On nous écrit...

< mardi 25 février 2003 >
Courrier

Familier de la présente rubrique, M. Ooghe, de Pont-à-Marcq, nous reproche gentiment d'être allé un peu vite pour justifier la graphie m'interrogé-je, dont usa Bernard Pivot dans sa dernière finale des Dicos d'or (notre article du 28 janvier). N'arrivant pas à écrire autre chose que m'interrogeai-je, notre correspondant suppose, non sans humour, que l'explication grammaticale a été donnée à l'école un jour où il était malade ! Dont acte, cher lecteur : reprenons donc la leçon par le détail.

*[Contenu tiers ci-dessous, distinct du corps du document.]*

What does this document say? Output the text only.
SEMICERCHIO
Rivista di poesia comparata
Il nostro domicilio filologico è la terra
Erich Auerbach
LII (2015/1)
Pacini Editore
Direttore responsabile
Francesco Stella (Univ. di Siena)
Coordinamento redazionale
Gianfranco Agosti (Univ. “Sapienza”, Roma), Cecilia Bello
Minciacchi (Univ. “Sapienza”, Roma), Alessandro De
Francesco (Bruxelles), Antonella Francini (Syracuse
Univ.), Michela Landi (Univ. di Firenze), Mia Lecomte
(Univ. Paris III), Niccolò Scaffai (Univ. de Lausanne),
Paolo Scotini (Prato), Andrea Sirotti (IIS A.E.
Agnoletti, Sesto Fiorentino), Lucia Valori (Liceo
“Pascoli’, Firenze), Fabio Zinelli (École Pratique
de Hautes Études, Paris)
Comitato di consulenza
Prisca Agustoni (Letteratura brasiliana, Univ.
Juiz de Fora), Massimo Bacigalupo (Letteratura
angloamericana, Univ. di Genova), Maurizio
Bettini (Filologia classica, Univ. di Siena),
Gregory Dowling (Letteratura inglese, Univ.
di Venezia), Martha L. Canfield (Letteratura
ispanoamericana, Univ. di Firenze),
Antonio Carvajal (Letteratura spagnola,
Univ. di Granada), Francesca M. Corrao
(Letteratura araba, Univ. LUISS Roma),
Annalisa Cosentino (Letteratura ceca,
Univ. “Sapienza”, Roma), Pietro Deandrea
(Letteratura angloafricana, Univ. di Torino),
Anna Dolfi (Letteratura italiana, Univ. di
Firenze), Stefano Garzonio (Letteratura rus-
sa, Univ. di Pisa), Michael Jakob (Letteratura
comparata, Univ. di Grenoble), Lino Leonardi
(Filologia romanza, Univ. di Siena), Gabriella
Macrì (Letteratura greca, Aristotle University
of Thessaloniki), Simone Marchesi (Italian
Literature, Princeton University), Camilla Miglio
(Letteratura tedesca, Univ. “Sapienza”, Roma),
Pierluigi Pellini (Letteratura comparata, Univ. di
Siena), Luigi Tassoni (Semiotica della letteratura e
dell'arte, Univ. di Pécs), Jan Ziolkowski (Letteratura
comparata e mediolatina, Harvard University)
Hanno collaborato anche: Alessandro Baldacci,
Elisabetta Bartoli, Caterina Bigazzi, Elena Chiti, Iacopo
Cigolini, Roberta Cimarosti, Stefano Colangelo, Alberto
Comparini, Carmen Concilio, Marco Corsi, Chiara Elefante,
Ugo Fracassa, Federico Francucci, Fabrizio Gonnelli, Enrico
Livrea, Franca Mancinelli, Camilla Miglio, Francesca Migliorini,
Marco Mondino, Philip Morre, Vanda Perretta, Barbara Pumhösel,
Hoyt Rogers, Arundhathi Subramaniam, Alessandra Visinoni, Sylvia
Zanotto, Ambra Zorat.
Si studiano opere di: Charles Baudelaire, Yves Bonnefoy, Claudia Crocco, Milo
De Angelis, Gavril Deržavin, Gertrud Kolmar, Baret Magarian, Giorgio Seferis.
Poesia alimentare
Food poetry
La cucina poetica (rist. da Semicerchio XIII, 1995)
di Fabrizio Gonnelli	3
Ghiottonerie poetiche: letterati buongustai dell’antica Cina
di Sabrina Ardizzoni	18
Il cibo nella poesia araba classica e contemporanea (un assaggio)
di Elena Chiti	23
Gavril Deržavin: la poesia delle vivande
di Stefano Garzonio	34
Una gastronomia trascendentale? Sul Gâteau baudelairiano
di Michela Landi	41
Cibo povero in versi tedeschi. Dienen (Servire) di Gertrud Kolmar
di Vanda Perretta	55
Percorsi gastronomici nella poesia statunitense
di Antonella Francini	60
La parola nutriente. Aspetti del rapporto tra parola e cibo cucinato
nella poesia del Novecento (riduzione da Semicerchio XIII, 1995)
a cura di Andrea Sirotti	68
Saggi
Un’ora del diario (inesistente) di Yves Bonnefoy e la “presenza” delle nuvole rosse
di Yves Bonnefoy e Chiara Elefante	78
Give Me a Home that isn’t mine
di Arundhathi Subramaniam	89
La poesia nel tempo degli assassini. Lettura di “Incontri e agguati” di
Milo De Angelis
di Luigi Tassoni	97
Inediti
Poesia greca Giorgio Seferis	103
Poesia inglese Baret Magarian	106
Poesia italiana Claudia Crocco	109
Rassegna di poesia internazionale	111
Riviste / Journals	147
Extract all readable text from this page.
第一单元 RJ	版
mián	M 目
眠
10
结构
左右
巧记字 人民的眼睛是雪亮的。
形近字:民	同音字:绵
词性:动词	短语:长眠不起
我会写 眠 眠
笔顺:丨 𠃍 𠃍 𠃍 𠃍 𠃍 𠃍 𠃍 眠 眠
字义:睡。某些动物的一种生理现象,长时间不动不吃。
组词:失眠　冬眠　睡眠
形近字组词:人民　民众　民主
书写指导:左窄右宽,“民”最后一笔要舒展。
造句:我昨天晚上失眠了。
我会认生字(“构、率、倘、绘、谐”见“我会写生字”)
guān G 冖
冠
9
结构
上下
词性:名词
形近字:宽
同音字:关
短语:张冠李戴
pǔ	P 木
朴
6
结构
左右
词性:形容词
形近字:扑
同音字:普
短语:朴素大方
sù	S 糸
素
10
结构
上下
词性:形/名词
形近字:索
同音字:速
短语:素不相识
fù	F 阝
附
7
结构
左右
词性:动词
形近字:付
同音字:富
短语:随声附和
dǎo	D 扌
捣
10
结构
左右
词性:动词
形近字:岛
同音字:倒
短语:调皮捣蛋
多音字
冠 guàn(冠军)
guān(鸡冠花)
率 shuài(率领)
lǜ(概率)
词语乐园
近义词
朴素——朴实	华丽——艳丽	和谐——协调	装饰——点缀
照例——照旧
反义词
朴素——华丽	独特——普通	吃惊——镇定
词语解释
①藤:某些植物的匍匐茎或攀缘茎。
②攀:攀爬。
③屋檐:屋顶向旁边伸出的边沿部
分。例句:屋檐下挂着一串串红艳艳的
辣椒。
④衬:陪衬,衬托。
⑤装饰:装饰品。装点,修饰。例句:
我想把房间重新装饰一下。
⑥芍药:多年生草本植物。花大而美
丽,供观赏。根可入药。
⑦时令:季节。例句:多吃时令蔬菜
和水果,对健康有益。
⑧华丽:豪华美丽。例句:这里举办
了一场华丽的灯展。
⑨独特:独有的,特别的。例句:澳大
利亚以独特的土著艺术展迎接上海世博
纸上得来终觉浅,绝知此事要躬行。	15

Chaque fois que le pronom je est placé après le verbe — cela se produit surtout dans une phrase interrogative (me trompé-je ?) mais aussi, comme ici, dans une proposition incise —, le e final du verbe, devenant tonique, est remplacé dans l'écriture par un é. Pour des raisons, il va sans dire, qui tiennent à l'euphonie, la prononciation, sinon, se révélant malaisée, voire impossible : Alfred Jarry peut certes en tirer de plaisants et littéraires effets quand il fait dire à l'acteur « Que ne vous assom'je, Mère Ubu ! », c'est plus sûrement le ridicule qui serait au rendez-vous dans le cadre de la vie courante.

La version m'interrogeai-je, dans l'absolu, n'est évidemment pas fautive : le pronom je peut être précédé de n'importe quel temps, y compris du passé simple. Mais il faut bien, dans une dictée, tenir compte du contexte. L'adverbe présentement, qui faisait suite à notre expression, indiquait assez que le narrateur se posait la question au moment même où il parlait, et que c'était donc un présent qui était attendu. Là résidait d'ailleurs le piège !

Il est à noter qu'en 1990 le Conseil supérieur de la langue française, arguant du fait que la prononciation, dans le cas susdit, était plus ouverte que fermée, a recommandé de substituer à ce é un è. Visiblement, la proposition n'a été suivie d'aucun effet.